The vacuum field equations

For example, considering the exterior of stars, where resides as an approximation no matter, so is set. They call then

Or equivalent

The vacuum field equations and their solutions, vacuum solutions. For the environment of a non-rotating and electrically neutral sphere of mass M is obtained in spherical coordinates from this example, the outer Schwarzschild solution, the line element has the form


Einstein -Maxwell equations

Used for the electromagnetic energy -momentum tensor

Used in the field equations

This is called the Einstein -Maxwell equations.

The cosmological constant

It turned out that the Einstein's field equations can be further generalized. Thus it is possible to add another additive term in the Einstein tensor, which consists of a constant and the metric tensor. Thus, the requirement of the vanishing divergence is still met, and so the field equations take the form

Of. Here is the cosmological constant, which was incorporated by Einstein in the field equations and chosen so that the universe is static; this was the time most sensible intuition. However, it turned out that the universe as described by the theory is unstable. When Edwin Hubble finally proved that the universe was expanding, Einstein repudiated his constant. He is said to have referred to as the "biggest blunder " of his life; this it was rumored, however, only by George Gamow.

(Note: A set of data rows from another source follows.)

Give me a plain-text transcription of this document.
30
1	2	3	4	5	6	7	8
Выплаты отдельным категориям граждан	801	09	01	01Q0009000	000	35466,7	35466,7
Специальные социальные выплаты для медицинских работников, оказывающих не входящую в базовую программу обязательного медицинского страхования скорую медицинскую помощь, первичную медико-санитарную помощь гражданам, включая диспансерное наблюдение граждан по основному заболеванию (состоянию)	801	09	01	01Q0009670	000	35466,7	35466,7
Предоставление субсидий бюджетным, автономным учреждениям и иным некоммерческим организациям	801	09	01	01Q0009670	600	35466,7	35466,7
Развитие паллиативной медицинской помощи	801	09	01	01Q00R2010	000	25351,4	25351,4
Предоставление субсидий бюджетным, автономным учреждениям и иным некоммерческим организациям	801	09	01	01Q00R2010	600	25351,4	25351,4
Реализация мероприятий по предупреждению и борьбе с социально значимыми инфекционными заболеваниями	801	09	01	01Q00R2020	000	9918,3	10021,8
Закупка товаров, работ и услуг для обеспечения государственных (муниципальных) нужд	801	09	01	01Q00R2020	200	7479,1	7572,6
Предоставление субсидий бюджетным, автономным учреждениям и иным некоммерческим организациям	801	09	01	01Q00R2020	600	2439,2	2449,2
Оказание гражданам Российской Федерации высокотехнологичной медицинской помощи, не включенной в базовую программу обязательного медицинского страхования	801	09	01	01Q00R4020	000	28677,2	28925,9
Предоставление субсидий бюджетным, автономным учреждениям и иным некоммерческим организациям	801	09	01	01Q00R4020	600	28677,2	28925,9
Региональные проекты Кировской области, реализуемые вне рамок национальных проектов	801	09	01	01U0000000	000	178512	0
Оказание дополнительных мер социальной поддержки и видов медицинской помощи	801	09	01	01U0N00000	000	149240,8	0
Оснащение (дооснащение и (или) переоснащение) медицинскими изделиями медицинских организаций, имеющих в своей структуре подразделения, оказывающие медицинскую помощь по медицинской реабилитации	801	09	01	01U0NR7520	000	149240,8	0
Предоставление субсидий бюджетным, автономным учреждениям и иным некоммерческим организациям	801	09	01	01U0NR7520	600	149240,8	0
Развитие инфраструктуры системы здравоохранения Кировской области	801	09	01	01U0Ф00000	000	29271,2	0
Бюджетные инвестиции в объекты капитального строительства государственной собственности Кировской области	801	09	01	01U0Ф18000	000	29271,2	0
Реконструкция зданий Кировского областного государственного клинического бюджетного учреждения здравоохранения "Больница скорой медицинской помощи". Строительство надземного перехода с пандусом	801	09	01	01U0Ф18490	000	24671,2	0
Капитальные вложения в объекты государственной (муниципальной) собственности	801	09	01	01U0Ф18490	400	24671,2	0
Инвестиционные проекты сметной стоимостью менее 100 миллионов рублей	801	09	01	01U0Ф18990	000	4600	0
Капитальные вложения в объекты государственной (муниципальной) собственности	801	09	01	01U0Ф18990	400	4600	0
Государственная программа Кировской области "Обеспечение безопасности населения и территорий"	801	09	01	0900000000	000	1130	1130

Despite Einstein's error, the cosmological constant today an important and enigmatic size in the range of modern cosmology dar. was long kept its value for 0, but the modern methods of astronomy have shown that the constant must have a positive value to certain things to explain. There have been several models for the development of a universe created, in which the constant plays a major role. The best known and simplest of these models is the de Sitter spacetime.

Originally, the constant was indeed intended as an independent parameter, but it can be identified in the vacuum case with the energy-momentum tensor. It is

Where the constant

Is called the vacuum energy density - it is an energy of empty space underlying, with the empty space, as to be expected, as a "flat" proves (). If a vacuum energy exists, then there exists a non-vanishing cosmological constant, and vice versa.